Pearl Harbor

Angriff auf das Paradies

Atemberaubende Natur, Traumstrände, Gelassenheit und Leichtigkeit – Merkmale, mit denen sich Oahu und das Leben auf der hawaiianischen Hauptinsel gut beschreiben lässt. Im Moment steht uns der Sinn jedoch nicht nach Südsee-Romantik. Dafür sind die Eindrücke vom Besuch des USS Arizona Memorials in Pearl Harbor zu aufwühlend. Das Denkmal erinnert an den japanischen Angriff auf den Marinestützpunkt am 7. Dezember 1941 – jenen Tag, als der Krieg ins Paradies kam.

Hawaii

Die Ereignisse liegen ein Menschenalter zurück, haben sich aber wie kein anderes in der Geschichte ihres Landes fest in das kollektive Gedächtnis der Amerikaner eingebrannt. Mit 1,5 Millionen Besuchern jährlich gehört das vom Nationalparkservice verwaltete „World War II Valor in the Pacific National Monument“ zu den am stärksten frequentierten Ausflugszielen auf Hawaii. Entsprechend früh wollen wir draußen in Pearl Harbor sein, um ohne lange warten zu müssen einen Platz für die Überfahrt zum Memorial zu ergattern. Das hält uns aber nicht davon ab, in aller Ruhe unser Frühstück unter den alten Bäumen des Kapiolani Parks direkt am, um diese Uhrzeit noch, fast menschenleeren Strand von Waikiki einzunehmen. Mit dem Mietwagen brauchen wir nur eine halbe Stunde über den Highway 1, von dem wir hinter dem internationalen Flughafen auf den Kamehameha Highway abbiegen, und wenig später den Parkplatz vor dem modernen Besucherzentrum erreichen.
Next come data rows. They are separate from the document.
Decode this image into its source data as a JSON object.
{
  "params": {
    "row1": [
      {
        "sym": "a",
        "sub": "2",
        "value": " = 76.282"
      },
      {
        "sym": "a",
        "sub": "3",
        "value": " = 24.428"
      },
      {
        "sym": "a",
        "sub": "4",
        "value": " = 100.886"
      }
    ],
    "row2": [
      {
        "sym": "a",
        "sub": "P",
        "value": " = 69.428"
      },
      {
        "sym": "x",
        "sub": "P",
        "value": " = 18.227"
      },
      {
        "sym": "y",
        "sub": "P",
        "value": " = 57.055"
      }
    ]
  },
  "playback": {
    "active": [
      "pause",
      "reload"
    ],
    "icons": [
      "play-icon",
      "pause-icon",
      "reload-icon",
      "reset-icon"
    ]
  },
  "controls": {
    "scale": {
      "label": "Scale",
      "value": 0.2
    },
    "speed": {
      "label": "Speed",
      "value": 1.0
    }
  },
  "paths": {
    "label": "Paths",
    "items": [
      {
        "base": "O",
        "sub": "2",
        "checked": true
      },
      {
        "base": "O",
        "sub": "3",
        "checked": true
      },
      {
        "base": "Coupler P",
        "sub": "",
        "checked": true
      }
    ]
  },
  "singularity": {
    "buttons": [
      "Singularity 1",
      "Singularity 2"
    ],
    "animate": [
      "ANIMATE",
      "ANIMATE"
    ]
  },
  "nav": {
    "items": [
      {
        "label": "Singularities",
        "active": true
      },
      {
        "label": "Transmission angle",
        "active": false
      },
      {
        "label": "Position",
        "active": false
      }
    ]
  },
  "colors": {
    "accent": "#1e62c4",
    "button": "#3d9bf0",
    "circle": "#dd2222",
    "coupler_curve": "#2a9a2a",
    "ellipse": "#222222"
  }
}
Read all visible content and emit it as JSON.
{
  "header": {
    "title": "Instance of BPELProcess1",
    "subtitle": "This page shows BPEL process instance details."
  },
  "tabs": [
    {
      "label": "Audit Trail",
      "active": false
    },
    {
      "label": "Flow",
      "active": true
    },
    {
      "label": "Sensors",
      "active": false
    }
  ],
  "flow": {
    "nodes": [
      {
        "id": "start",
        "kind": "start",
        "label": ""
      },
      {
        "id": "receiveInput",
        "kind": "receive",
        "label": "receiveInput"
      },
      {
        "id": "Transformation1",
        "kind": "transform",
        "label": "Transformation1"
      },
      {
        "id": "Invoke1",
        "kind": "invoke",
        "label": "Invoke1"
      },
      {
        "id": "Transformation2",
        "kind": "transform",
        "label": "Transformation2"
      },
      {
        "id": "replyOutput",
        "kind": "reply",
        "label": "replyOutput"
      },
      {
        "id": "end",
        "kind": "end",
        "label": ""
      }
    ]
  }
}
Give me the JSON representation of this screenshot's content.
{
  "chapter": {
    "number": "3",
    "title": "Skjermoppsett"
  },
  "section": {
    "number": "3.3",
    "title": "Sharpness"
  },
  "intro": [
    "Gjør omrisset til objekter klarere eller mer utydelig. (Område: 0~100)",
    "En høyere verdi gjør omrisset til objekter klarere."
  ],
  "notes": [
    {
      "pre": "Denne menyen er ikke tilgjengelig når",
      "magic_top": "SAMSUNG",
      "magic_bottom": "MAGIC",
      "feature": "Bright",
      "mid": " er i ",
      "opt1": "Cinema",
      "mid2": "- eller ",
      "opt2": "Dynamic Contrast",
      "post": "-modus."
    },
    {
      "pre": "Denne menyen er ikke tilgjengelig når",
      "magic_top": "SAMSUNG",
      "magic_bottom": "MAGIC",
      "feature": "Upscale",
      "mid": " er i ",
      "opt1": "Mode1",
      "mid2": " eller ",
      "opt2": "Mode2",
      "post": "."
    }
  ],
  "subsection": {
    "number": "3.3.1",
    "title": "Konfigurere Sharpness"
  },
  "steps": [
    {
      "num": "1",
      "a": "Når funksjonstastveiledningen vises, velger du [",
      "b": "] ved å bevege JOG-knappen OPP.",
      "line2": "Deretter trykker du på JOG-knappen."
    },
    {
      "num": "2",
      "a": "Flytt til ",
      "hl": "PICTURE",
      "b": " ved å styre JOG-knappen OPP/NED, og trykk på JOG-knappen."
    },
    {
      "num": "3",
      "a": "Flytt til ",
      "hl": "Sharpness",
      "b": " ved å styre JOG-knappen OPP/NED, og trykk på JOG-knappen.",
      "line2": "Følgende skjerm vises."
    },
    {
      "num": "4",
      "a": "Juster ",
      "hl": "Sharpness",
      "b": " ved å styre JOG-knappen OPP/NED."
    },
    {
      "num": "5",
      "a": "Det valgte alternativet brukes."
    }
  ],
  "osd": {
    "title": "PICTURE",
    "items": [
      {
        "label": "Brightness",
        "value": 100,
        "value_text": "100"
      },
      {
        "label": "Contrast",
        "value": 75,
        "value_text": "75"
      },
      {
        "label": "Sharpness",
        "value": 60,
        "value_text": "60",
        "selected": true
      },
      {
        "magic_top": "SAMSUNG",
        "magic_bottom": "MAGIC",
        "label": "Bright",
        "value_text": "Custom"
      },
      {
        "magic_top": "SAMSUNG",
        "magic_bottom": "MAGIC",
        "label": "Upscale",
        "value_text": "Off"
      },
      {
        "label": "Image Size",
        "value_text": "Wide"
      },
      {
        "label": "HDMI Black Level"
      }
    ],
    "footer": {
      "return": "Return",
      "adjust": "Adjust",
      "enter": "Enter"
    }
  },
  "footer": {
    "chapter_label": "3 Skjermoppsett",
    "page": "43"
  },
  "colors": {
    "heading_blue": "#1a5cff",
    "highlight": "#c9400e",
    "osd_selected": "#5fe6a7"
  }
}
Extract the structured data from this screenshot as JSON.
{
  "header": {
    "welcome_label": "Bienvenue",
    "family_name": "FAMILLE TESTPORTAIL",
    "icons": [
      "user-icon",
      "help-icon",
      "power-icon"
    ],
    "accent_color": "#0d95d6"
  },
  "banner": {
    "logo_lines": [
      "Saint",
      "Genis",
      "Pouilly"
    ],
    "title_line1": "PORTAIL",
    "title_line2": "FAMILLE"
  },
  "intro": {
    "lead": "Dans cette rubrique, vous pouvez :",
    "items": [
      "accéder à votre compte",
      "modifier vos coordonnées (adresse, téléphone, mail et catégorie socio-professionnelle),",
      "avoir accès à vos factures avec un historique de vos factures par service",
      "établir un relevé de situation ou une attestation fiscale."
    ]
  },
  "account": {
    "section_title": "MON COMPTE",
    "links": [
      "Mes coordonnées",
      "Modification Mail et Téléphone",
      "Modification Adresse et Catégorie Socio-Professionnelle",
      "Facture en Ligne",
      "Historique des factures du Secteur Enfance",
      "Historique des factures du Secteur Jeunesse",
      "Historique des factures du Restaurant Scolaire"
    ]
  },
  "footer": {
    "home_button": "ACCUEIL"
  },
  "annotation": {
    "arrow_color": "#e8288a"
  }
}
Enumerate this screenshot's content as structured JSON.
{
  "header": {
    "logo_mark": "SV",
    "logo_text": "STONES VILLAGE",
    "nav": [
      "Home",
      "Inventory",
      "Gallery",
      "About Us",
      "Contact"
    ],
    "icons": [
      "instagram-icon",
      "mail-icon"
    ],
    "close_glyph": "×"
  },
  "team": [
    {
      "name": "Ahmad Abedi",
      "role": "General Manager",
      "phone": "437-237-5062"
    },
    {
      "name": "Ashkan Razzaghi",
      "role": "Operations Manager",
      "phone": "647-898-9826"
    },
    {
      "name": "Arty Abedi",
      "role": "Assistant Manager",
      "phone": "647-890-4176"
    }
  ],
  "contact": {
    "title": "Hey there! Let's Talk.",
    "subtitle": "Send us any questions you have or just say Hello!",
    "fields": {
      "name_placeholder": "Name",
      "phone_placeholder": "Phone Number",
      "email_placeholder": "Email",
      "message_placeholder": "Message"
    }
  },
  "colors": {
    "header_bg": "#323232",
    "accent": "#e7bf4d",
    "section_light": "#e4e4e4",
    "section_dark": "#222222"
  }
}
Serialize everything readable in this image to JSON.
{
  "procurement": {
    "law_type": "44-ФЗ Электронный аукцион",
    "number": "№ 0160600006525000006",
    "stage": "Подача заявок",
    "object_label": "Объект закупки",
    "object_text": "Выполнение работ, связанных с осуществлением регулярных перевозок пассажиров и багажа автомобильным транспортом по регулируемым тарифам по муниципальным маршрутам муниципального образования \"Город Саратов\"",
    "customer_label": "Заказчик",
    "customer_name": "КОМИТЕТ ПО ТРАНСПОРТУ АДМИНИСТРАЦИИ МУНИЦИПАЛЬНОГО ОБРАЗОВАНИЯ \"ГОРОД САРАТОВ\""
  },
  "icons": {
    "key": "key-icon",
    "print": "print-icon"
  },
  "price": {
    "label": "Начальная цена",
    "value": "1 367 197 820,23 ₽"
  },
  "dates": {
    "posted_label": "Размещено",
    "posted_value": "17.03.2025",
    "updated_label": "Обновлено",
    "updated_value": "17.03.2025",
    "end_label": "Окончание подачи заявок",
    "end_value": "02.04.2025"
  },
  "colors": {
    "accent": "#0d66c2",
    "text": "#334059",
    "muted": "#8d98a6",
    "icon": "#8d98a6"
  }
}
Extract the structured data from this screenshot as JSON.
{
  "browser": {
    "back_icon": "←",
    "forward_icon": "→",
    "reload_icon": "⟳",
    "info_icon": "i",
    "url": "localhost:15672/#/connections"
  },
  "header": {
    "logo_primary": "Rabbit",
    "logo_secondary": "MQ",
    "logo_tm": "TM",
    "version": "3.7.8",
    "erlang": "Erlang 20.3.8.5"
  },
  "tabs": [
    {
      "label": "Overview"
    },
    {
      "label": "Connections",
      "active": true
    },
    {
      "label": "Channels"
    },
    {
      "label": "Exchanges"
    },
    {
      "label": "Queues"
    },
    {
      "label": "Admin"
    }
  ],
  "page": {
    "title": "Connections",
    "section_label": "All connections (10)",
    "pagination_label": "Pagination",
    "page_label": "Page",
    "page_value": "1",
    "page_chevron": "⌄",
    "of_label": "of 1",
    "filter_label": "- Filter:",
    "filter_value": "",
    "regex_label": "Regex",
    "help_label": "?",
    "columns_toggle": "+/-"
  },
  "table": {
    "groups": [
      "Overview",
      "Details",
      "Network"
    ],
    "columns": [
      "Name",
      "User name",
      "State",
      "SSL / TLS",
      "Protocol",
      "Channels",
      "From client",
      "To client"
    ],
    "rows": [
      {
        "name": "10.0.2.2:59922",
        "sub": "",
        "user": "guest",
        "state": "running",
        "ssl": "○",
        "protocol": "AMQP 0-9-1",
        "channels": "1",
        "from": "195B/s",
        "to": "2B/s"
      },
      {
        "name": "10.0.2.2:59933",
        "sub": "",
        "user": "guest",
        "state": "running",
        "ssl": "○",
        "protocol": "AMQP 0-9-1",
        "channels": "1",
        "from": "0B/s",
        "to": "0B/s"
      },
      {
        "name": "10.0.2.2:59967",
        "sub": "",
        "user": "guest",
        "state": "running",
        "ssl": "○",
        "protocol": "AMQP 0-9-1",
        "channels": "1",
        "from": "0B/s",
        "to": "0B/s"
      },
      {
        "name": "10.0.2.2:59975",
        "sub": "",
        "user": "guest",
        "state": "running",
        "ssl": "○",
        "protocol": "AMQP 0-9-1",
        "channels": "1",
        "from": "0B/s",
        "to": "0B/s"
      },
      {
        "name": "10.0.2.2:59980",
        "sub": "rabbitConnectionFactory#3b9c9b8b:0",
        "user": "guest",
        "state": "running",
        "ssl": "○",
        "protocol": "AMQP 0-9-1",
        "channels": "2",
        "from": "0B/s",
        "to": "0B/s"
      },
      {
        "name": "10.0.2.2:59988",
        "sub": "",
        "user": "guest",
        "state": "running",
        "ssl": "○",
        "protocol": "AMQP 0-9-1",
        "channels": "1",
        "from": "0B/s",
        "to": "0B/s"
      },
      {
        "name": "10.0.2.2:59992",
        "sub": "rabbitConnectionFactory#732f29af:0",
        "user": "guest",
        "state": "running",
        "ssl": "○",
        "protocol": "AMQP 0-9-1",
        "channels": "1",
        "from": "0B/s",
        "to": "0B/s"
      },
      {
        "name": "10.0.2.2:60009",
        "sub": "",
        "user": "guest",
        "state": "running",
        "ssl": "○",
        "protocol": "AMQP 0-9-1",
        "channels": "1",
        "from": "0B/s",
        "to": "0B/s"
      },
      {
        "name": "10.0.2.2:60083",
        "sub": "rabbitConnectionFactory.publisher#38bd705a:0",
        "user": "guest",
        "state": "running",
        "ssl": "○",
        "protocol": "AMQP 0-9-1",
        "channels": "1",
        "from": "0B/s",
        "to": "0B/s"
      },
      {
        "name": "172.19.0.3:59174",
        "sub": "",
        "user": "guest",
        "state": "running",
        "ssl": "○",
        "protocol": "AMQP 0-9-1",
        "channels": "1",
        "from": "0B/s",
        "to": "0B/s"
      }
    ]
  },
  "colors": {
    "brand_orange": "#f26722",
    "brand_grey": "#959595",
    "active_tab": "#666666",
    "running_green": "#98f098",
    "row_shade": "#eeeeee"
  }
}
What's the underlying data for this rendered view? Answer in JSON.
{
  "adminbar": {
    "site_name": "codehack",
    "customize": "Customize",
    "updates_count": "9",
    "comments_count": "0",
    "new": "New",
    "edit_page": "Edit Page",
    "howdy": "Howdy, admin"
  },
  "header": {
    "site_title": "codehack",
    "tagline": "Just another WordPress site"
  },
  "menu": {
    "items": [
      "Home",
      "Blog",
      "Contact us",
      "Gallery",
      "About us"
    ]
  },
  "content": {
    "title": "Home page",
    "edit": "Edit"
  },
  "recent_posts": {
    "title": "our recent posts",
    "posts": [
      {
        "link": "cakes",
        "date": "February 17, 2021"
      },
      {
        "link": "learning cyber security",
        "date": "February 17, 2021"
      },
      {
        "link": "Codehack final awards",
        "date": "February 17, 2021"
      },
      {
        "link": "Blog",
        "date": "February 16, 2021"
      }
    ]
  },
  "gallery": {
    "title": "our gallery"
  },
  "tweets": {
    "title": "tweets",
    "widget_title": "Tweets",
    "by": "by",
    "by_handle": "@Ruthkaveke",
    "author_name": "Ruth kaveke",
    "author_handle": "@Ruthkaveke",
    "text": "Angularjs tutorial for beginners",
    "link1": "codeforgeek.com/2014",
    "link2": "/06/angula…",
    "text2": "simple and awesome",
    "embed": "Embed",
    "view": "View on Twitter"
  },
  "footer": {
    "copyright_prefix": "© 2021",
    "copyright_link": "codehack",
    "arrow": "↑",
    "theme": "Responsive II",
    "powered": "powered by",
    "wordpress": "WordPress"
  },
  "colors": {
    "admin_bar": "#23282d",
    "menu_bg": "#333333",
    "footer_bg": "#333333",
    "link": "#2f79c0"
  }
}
Hier wartet ein straff durchorganisiertes Programm auf uns, nachdem wir uns ein Ticket mit vorgegebener Zeit geholt haben. Der Ablauf ist immer der Gleiche: Zunächst wird ein mit viel amerikanisch-patriotischem Pathos versetzter aufwühlender Dokumentarfilm über den Angriff gezeigt. In 23 Minuten wird auch „the Road to War“ – der „Weg zum Krieg“ – anschaulich beschrieben. Gemeint sind jene jahrelangen Auseinandersetzungen zwischen Japan und den USA auf der diplomatischen Bühne, die den Kriegsausbruch schon lange als wahrscheinlich erscheinen ließen. Lediglich Zeitpunkt und Ort lagen demnach im Nebel der Geschichte, der sich in den Morgenstunden des 7. Dezember über Oahu in tragischer Weise lichten sollte.

Pearl Harbor
@HTA

Vom Kinosaal geht es direkt auf das Marineboot. Die Fahrt durch den von Kriegsschiffen gesäumten Hafen hinüber zum Memorial dauert nur wenige Minuten. Etwas länger Zeit haben wir in dem von Architekt Alfred Preis, einem gebürtigen Österreicher, entworfenen Memorial. Das Denkmal besteht aus einem etwa 60 Meter langen, strahlend weißen Bauwerk, das als künstliche Insel quer über dem Schlachtschiff USS Arizona liegt, das am 7. Dezember 1941 sank und 1177 Besatzungsmitglieder mit in die Tiefe nahm. „Das Bauwerk hängt in seiner Mitte durch, steht aber stark und kraftvoll gegen außen hin, was die anfängliche Niederlage und den endgültigen Sieg ausdrückt. Elemente der Traurigkeit wurden weggelassen, um jedem einzelnen genügend Raum für seine persönlichen Gedanken und innersten Gefühle einzuräumen“, beschreibt Preis sein 1962 eingeweihtes Werk.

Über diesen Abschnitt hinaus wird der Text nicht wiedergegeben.